Hubungan mereka seharusnya tidak dikenal sebagai cinta, pikir Zhang Zhun. Cinta terlalu berat dan kata yang menakutkan bagi mereka.

"Xiao-Zhang?" Menyadari betapa teralihkannya sang aktor, Chen Cheng-Sen menepuk bahu Zhang Zhun. "Semuanya cukup meledak sekarang. Kendalikan emosi Anda. Tetap fokus, dan jangan biarkan suasana hati memengaruhi kinerja Anda. "

Situasi memang telah diredakan dengan sukses. Berkat intervensi yang efektif dan tepat waktu oleh tim manajemen krisis Chen Hsin, opini online telah menetapkan bahwa insiden tersebut hanyalah aksi publisitas yang dirancang oleh tim produksi untuk membuat film tersebut hype.Lebih jauh, mungkin karena Xie Danyi, citra publik Zhang Zhun menjadi lebih kaya dan lebih berkembang. Kehadiran medianya semakin berkembang, dan namanya bahkan berhasil masuk dalam daftar topik trending teratas.

"Lihat seperti ini. Semuanya berjalan baik untukmu pada akhirnya, aku akan berkata, "Chen Cheng-Sen melanjutkan dengan serius," jadi jangan salahkan Chen Hsin atas apa yang terjadi.Lebih penting lagi, jangan proyeksikan perasaan negatif apa pun ke karakter Anda. " Dia kemudian berbalik menghadap Zhou Zheng dan yang lainnya. "Kami juga harus disalahkan, bukan? Tapi insiden itu juga meningkatkan profil filmnya, jadi mari kita lakukan dengan tenang dan anggaplah dengan lebih positif, oke? "

Tim kreatif inti mengangguk sebagai tanggapan di sekitarnya. Mereka berada di tengah pertemuan produksi jangka menengah di kamar 3815, tiga hari setelah pecahnya skandal homoseksual antara para aktor utama. "Dalam hal pengambilan gambar, kami melewati tanda dua pertiga dan pindah ke bagian terakhir film.

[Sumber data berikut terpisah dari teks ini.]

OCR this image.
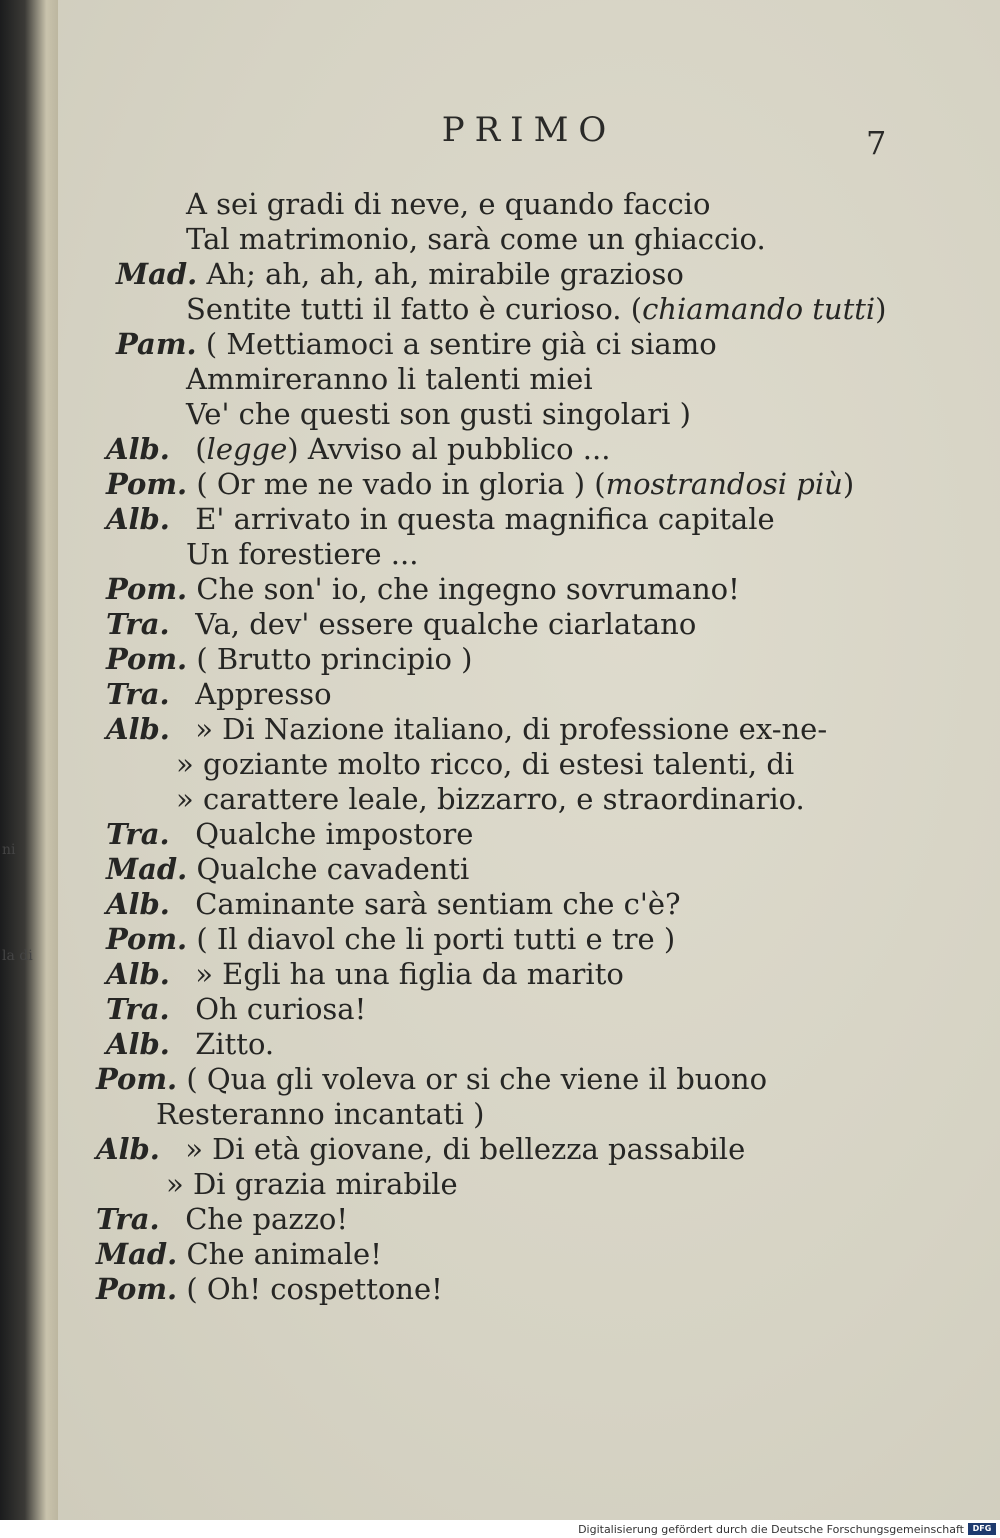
ni
la di
PRIMO	7
A sei gradi di neve, e quando faccio
Tal matrimonio, sarà come un ghiaccio.
Mad. Ah; ah, ah, ah, mirabile grazioso
Sentite tutti il fatto è curioso. (chiamando tutti)
Pam. ( Mettiamoci a sentire già ci siamo
Ammireranno li talenti miei
Ve' che questi son gusti singolari )
Alb. (legge) Avviso al pubblico ...
Pom. ( Or me ne vado in gloria ) (mostrandosi più)
Alb. E' arrivato in questa magnifica capitale
Un forestiere ...
Pom. Che son' io, che ingegno sovrumano!
Tra. Va, dev' essere qualche ciarlatano
Pom. ( Brutto principio )
Tra. Appresso
Alb. » Di Nazione italiano, di professione ex-ne-
» goziante molto ricco, di estesi talenti, di
» carattere leale, bizzarro, e straordinario.
Tra. Qualche impostore
Mad. Qualche cavadenti
Alb. Caminante sarà sentiam che c'è?
Pom. ( Il diavol che li porti tutti e tre )
Alb. » Egli ha una figlia da marito
Tra. Oh curiosa!
Alb. Zitto.
Pom. ( Qua gli voleva or si che viene il buono
Resteranno incantati )
Alb. » Di età giovane, di bellezza passabile
» Di grazia mirabile
Tra. Che pazzo!
Mad. Che animale!
Pom. ( Oh! cospettone!
Digitalisierung gefördert durch die Deutsche Forschungsgemeinschaft	DFG
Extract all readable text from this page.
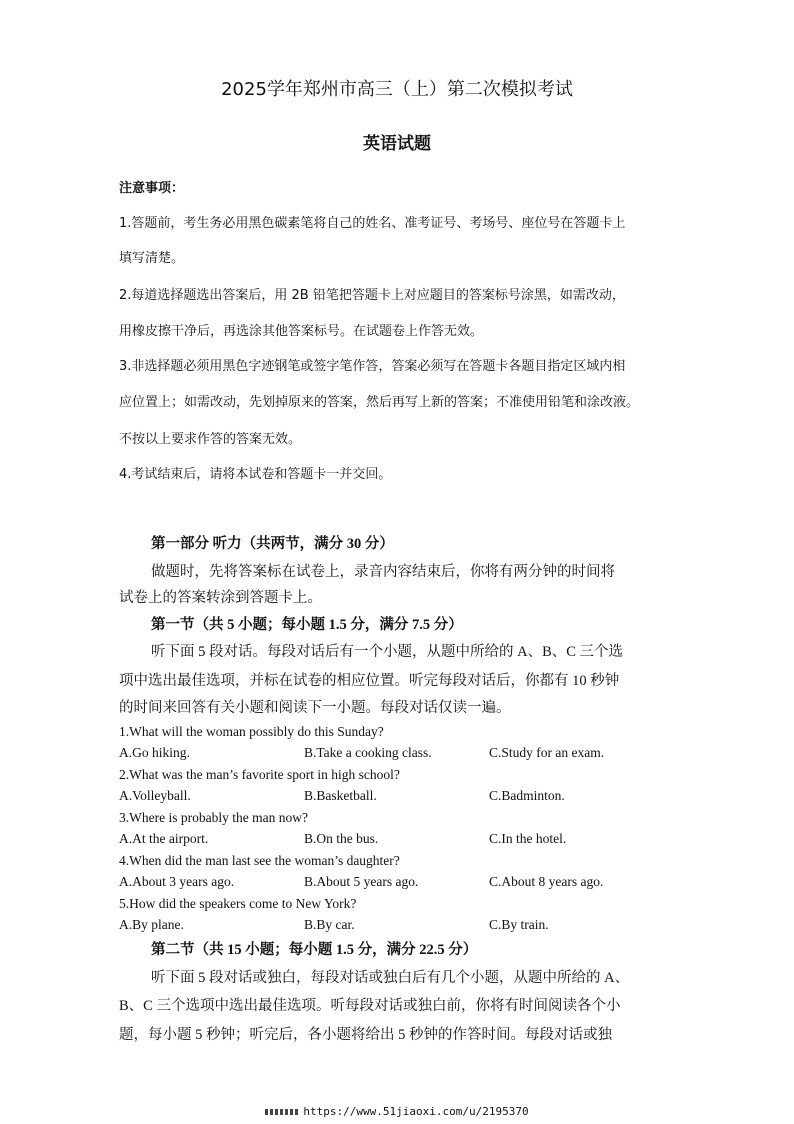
2025学年郑州市高三（上）第二次模拟考试
英语试题
注意事项：
1.答题前，考生务必用黑色碳素笔将自己的姓名、准考证号、考场号、座位号在答题卡上
填写清楚。
2.每道选择题选出答案后，用 2B 铅笔把答题卡上对应题目的答案标号涂黑，如需改动，
用橡皮擦干净后，再选涂其他答案标号。在试题卷上作答无效。
3.非选择题必须用黑色字迹钢笔或签字笔作答，答案必须写在答题卡各题目指定区域内相
应位置上；如需改动，先划掉原来的答案，然后再写上新的答案；不准使用铅笔和涂改液。
不按以上要求作答的答案无效。
4.考试结束后，请将本试卷和答题卡一并交回。
第一部分 听力（共两节，满分 30 分）
做题时，先将答案标在试卷上，录音内容结束后，你将有两分钟的时间将
试卷上的答案转涂到答题卡上。
第一节（共 5 小题；每小题 1.5 分，满分 7.5 分）
听下面 5 段对话。每段对话后有一个小题，从题中所给的 A、B、C 三个选
项中选出最佳选项，并标在试卷的相应位置。听完每段对话后，你都有 10 秒钟
的时间来回答有关小题和阅读下一小题。每段对话仅读一遍。
1.What will the woman possibly do this Sunday?
A.Go hiking.	B.Take a cooking class.	C.Study for an exam.
2.What was the man’s favorite sport in high school?
A.Volleyball.	B.Basketball.	C.Badminton.
3.Where is probably the man now?
A.At the airport.	B.On the bus.	C.In the hotel.
4.When did the man last see the woman’s daughter?
A.About 3 years ago.	B.About 5 years ago.	C.About 8 years ago.
5.How did the speakers come to New York?
A.By plane.	B.By car.	C.By train.
第二节（共 15 小题；每小题 1.5 分，满分 22.5 分）
听下面 5 段对话或独白，每段对话或独白后有几个小题，从题中所给的 A、
B、C 三个选项中选出最佳选项。听每段对话或独白前，你将有时间阅读各个小
题，每小题 5 秒钟；听完后，各小题将给出 5 秒钟的作答时间。每段对话或独
https://www.51jiaoxi.com/u/2195370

Setelah ini... "Saat Chen Cheng-Sen berbicara, Chen Hsin tiba. Tatapannya tertuju pada Zhang Zhun segera setelah dia memasuki ruangan.Namun, anehnya, semua jejak sugestif yang tersisa hilang dari matanya, dan dia segera membuang muka dengan kaku. Chen Cheng-Sen melihat perubahan kecil itu dan menoleh untuk melihat Zhang Zhun. Aktor yang lebih tua tampak sama dinginnya dengan kepala tertunduk.

"Saya melihat seseorang merasa terlalu nyaman tinggal di Grand Hyatt. Bahkan tidak tahan untuk menyeret pantatmu lagi, ya? " Chen Cheng-Sen mencaci dengan kedok lelucon yang baik hati."Lihat betapa telatnya kamu!"

Keterlambatan Chen Hsin memang disengaja; dia bermaksud untuk mengatur waktu kedatangannya dan Zhang Zhun. "Aku ketiduran. Beberapa hari terakhir ini benar-benar gila. "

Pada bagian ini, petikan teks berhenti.